Ibec's case is rooted in concerns both about cost and the imposition of further red tape on business, but it is also concerned that the Government is not listening to expert counsel, who had strongly suggested giving a revamped voluntary approach to pensions a fair run just eight months ago.
It's hardly surprising that, having had this report for more than a month, the Minister for Social and Family Affairs chose to publish it quietly in the middle of the political holiday season. The whole performance was closely akin to the scuttling of a poorly engineered vessel.
Mr Brennan was putting a brave face on it yesterday, talking about "real progress" in addressing the pensions issue.
The biggest problem for the Minister, though, is selling the idea of mandatory pensions as anything other than an additional tax. It has already been put off to beyond next year's general election under the terms of Towards 2016, the national agreement currently in the process of being ratified.
Under that document, the Government has agreed to publish a Green Paper on options to address a shortfall in pensions savings. But that won't happen until 12 months after ratification - putting it towards the end of 2007.
At that stage, if a growing chorus of economists is to be believed, consumers and the economy are going to start feeling the post-SSIA blues. Any move to part them from a further 5 per cent of their pay in those circumstances is unlikely to go down well politically.
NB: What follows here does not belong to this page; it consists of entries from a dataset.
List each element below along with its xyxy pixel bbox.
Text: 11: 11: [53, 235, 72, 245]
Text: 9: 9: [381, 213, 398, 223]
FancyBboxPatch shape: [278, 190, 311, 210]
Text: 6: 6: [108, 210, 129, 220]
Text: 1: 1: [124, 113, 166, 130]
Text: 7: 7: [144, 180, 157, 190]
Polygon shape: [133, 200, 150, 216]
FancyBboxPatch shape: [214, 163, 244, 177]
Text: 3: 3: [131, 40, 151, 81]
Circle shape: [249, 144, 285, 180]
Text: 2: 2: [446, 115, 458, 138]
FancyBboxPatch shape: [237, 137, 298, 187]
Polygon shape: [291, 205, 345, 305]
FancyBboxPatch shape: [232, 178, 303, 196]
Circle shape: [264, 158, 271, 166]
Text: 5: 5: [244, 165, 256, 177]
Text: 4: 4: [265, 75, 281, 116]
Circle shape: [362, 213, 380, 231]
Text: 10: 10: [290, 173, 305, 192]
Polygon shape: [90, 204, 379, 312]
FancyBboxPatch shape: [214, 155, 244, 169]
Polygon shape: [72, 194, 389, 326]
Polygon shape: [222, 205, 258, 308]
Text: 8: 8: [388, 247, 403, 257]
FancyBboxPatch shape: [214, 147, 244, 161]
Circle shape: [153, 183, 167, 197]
The scheme proposed by the Pensions Board is, by its own admission, some way short of a consensus view.
Chairman Tiarnan O'Mahoney felt the need to write in the letter accompanying the report to the Minister: "The views expressed in this report are the collective views of the board and do not necessarily represent the views of nominating representatives".
Apart from senior Department of Finance mandarin William Beausang, who expressly poured cold water on the whole idea, and Ibec's Marie Daly, it seems clear there are significant differences even among the remaining nine members of the group.
Last night, the Minister appeared to accept this when he said any proposed solution to the potential pensions crisis in future years would have to be "financially and economically sustainable" for both employers and the Exchequer.